Disannual differs from repeal, as the genus from the species. A repeal makes a law void by the same power that enacted it. Annulment or disannulment destroys its force and authority by repeal or by other means.

DISANOINT, v.t. To render consecration invalid.

DISAPPAREL, v.t. To disrobe; to strip of raiment.

DISAPPEAR, v.i. [dis and appear.]

1. To vanish from the sight; to recede from the view; to become invisible by vanishing or departing, or by being enveloped in any thing that conceals, or by the interposition of an object. Darkness disappears at the access of light, and light disappears at the approach of darkness. A ship disappears by departure to a distance; the sun disappears in a fog, or behind a cloud, or in setting.

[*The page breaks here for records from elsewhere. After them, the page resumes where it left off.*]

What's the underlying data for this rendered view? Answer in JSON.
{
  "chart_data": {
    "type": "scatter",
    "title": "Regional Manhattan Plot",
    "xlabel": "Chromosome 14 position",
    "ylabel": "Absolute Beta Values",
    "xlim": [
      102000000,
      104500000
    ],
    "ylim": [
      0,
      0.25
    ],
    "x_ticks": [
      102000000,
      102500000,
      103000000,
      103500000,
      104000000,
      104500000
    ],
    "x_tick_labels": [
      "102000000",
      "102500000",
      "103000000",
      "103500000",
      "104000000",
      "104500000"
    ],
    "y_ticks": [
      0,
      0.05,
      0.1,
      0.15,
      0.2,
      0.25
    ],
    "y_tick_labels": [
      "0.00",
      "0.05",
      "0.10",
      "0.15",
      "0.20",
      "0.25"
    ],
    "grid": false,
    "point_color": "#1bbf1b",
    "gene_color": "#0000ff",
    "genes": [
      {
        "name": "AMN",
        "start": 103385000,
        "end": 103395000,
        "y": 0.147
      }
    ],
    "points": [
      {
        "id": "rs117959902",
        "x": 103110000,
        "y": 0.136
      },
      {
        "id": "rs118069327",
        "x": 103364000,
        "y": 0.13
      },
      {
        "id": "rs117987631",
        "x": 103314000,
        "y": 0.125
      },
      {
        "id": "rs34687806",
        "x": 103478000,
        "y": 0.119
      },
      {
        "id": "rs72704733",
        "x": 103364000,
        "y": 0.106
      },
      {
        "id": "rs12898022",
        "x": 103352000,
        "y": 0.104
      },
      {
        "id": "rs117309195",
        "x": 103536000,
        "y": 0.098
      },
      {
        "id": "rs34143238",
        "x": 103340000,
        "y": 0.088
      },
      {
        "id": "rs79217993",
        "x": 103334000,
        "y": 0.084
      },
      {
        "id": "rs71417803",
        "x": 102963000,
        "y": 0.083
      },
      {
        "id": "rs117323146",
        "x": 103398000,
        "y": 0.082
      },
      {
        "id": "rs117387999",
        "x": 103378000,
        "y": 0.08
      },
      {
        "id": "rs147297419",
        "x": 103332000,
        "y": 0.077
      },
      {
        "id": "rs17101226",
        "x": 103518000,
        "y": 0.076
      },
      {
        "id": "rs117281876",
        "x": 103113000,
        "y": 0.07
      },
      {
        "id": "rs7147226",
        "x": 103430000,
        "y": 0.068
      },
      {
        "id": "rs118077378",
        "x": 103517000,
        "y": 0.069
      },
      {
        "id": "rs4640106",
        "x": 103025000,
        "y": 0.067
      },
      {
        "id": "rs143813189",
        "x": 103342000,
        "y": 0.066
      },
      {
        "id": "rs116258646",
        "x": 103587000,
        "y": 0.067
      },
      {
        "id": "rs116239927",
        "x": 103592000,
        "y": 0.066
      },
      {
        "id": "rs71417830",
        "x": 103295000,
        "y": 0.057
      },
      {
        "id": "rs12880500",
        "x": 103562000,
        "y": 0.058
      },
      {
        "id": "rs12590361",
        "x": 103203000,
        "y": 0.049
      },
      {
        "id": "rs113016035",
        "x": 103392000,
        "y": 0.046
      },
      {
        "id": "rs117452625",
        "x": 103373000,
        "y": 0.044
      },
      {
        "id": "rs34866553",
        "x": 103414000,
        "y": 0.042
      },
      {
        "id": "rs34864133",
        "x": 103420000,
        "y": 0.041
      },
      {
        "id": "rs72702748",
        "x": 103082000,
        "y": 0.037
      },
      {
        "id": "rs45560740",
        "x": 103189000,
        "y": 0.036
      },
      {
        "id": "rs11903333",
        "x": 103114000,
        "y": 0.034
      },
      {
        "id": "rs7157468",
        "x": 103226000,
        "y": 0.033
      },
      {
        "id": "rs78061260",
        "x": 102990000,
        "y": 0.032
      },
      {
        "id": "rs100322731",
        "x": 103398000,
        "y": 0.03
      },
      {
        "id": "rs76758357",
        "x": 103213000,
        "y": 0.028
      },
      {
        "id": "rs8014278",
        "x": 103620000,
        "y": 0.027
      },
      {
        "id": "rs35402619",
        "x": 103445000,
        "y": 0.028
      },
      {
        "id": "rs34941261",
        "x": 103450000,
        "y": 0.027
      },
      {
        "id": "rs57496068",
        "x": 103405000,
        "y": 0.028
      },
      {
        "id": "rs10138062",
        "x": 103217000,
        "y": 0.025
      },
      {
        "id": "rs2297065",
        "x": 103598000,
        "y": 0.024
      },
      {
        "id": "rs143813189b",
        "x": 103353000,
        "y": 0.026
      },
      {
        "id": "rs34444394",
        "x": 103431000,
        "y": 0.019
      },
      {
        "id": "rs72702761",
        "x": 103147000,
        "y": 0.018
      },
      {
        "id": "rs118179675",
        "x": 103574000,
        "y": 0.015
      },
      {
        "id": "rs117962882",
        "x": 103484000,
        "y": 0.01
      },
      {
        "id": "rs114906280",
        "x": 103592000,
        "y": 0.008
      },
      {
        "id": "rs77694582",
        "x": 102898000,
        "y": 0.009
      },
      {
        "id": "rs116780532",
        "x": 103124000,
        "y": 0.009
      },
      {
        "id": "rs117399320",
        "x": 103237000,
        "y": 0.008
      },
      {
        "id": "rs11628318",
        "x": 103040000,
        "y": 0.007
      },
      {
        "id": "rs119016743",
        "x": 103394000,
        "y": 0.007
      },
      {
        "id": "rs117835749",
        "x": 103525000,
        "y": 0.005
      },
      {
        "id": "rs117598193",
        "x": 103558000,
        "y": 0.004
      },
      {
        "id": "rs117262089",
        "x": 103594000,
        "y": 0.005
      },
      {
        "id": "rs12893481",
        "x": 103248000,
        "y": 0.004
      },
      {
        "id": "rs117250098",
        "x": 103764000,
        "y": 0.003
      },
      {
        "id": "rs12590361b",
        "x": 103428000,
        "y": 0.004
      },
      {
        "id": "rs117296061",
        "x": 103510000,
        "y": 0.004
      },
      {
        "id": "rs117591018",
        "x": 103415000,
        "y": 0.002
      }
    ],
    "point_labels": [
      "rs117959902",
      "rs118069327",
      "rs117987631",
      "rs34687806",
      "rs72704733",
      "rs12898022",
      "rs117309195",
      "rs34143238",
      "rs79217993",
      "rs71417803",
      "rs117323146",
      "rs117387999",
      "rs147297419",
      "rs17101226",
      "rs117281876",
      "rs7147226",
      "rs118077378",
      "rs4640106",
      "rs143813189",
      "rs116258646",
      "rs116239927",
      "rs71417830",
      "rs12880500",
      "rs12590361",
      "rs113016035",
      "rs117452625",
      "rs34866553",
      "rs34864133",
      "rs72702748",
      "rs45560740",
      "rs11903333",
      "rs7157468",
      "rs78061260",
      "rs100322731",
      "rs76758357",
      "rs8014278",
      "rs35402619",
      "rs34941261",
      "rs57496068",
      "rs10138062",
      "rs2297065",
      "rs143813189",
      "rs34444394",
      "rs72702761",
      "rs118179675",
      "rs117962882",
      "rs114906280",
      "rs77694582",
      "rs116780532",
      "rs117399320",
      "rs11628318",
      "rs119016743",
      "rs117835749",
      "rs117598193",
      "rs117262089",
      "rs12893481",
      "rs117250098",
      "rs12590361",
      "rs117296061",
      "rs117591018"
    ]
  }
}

2. To cease; as, the epidemic has disappeared.

3. To withdraw from observation. The debtor disappears when he absconds.

DISAPPEARANCE, n. Cessation of appearance; a removal from sight.

DISAPPEARING, ppr. Vanishing; receding from the sight; becoming invisible.

DISAPPEARING, n. A vanishing or removal from sight.

DISAPPOINT, v.t. [dis and appoint; properly, to unfix or unsettle.]

1. To defeat of expectation, wish, hope, desire or intention; to frustrate; to balk; to hinder from the possession or enjoyment of that which was intended, desired, hoped or expected. We say, a man is disappointed of his hopes or expectations, or his hopes, desires, intentions or expectations are disappointed. A bad season disappoints the farmer of his crops; a defeat disappoints an enemy of his spoil The man promised me a visit, by he disappointed me.

Without counsel purposes are disappointed. Proverbs 15:22.

2. To frustrate; to prevent an effect intended.

The retiring foe shrinks from the wound, and disappoints the blow.

DISAPPOINTED, pp. Defeated of expectation, hope, desire, or design; frustrated.

DISAPPOINTING, ppr. Defeating of expectation, hope, desire or purpose; frustrating.